Today in history 10-30-2012

— Today is the 304th day of 2012 and the 39th day of autumn.


TODAY'S HISTORY: In 1890, Oakland, Calif., became one of the first jurisdictions in the country to enact an anti-drug law, which banned opium, morphine and cocaine unless prescribed by a doctor.

In 1938, Orson Welles' radio production of "War of the Worlds" created panic in listeners who believed they were actually listening to reports of Martian invasion.

In 1991, President George Bush opened the Madrid Conference, the first direct, official peace talks to include Israel and all its Arab neighbors.


TODAY'S BIRTHDAYS: John Adams (1735-1826), second U.S. president; William Halsey (1882-1959), U.S. admiral/fleet commander; Ezra Pound (1885-1972), poet/critic; Charles Atlas (1893-1972), bodybuilder; Grace Slick (1939- ), singer; Henry Winkler (1945- ), actor; Harry Hamlin (1951- ), actor; Nia Long (1970- ), actress; Matthew Morrison (1978- ), actor.

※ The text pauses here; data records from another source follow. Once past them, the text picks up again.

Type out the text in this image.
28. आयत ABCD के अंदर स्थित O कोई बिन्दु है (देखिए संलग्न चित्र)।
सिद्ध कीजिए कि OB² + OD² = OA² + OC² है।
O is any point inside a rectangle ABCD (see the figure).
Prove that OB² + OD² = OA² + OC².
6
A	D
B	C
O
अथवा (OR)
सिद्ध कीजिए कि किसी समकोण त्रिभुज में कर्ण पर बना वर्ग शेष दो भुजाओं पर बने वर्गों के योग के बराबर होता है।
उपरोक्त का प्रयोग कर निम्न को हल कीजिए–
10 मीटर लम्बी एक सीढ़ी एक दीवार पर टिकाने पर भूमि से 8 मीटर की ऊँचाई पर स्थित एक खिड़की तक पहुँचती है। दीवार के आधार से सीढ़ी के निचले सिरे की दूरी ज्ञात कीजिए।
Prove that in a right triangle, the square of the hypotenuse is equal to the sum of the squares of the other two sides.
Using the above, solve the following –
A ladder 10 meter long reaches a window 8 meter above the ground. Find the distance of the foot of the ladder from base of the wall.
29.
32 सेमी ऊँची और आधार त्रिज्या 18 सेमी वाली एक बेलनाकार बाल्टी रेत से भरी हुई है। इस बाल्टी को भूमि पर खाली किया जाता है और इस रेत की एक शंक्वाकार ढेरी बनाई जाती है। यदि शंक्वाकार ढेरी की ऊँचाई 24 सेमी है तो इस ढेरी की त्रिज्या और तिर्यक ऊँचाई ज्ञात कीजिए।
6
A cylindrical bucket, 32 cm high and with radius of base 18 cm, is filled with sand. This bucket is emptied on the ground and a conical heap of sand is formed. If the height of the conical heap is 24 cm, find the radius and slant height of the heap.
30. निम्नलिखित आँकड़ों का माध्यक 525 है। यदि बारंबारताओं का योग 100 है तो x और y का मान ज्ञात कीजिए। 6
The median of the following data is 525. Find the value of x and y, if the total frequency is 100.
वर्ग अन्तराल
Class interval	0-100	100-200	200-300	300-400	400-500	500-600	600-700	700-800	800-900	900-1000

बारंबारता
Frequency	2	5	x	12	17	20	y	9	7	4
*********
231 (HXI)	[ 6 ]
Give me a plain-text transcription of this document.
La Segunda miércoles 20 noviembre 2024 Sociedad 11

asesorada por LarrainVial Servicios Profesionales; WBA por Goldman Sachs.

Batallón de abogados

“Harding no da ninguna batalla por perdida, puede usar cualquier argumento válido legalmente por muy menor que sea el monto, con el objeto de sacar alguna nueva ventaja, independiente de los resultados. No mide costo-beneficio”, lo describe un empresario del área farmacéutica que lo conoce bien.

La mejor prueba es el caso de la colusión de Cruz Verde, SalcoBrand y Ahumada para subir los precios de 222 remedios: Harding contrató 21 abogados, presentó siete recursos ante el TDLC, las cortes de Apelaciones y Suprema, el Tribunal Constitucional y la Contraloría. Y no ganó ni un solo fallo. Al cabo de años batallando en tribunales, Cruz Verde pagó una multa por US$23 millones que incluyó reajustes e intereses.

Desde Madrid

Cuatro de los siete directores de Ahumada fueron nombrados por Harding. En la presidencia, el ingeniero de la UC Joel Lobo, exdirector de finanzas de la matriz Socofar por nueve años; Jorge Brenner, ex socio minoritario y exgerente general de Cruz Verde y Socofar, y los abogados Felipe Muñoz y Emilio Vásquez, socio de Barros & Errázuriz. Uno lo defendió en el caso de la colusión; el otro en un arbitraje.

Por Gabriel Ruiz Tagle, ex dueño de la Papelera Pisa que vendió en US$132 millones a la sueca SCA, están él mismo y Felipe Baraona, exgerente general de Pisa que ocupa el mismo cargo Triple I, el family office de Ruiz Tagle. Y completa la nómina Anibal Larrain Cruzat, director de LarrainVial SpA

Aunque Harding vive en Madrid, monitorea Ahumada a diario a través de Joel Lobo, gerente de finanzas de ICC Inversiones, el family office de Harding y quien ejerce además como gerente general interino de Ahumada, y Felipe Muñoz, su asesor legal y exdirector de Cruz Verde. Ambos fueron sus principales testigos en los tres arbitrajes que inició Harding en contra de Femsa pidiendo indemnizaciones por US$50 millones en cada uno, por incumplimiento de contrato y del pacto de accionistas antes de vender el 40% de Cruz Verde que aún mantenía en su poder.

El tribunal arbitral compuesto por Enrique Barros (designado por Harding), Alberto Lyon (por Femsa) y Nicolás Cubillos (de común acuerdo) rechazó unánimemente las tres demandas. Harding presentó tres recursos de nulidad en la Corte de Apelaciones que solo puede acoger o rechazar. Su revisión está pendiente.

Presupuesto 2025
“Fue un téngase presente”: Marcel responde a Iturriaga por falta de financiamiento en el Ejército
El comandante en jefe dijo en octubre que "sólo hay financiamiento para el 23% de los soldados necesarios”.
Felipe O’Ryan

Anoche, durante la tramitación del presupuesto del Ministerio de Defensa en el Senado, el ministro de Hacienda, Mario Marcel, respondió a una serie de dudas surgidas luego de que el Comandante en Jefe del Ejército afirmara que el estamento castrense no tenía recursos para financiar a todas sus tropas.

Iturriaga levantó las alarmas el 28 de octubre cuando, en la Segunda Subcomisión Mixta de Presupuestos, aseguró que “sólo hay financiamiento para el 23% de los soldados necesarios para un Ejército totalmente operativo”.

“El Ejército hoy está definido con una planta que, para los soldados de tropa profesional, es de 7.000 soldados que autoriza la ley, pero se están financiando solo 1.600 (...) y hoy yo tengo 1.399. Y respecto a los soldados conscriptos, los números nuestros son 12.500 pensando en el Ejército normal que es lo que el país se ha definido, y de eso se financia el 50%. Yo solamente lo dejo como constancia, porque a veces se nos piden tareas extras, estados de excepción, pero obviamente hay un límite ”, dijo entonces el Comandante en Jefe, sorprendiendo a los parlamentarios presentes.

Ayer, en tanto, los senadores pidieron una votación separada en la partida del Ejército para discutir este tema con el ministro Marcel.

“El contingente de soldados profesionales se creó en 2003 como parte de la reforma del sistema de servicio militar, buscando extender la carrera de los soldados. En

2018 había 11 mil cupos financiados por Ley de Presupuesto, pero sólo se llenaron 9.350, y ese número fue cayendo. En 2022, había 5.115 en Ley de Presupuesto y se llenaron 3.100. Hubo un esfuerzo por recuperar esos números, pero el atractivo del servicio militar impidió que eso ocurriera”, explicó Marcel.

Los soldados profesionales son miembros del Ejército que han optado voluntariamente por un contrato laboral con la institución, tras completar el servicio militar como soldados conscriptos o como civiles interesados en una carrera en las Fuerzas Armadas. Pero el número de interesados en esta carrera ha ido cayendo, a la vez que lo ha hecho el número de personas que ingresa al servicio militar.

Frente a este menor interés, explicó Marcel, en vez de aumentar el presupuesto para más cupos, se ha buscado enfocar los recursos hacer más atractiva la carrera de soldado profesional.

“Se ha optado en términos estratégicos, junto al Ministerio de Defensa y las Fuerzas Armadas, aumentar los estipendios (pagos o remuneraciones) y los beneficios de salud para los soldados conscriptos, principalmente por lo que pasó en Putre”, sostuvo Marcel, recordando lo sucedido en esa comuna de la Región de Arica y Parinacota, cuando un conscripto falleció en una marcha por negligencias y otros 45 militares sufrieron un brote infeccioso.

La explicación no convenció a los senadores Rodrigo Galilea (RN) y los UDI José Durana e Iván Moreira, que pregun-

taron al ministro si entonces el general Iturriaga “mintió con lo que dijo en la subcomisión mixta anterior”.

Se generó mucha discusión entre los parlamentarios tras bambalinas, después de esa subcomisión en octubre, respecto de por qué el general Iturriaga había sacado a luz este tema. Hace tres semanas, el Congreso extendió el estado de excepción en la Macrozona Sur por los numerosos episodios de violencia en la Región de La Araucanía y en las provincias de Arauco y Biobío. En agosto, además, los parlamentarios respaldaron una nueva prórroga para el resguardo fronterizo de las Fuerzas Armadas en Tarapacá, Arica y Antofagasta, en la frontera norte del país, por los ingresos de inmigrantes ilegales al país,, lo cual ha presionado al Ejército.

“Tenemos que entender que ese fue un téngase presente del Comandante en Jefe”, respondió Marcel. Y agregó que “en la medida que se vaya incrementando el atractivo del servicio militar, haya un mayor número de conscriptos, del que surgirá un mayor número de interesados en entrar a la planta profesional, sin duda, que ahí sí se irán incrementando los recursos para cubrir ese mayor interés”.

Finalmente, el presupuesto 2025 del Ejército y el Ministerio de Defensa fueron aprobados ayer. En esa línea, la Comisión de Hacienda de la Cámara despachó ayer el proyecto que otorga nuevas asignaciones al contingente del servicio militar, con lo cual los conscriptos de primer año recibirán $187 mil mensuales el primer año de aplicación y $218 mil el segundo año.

TODAY'S SPORTS: In 1974, Muhammad Ali regained the world heavyweight title by knocking out George Foreman in the eighth round of the "Rumble in the Jungle."


TODAY'S FACT: Cocaine was not nationally regulated in the United States until 1914, when the Harrison Narcotics Tax Act was passed.


TODAY'S QUOTE: "I guess the definition of a lunatic is a man surrounded by them." -- Ezra Pound


TODAY'S NUMBER: 24.7 -- amount (in pounds) of candy that Americans consumed per capita in 2010.


TODAY'S MOON: Between full moon (Oct. 29) and last quarter (Nov. 6).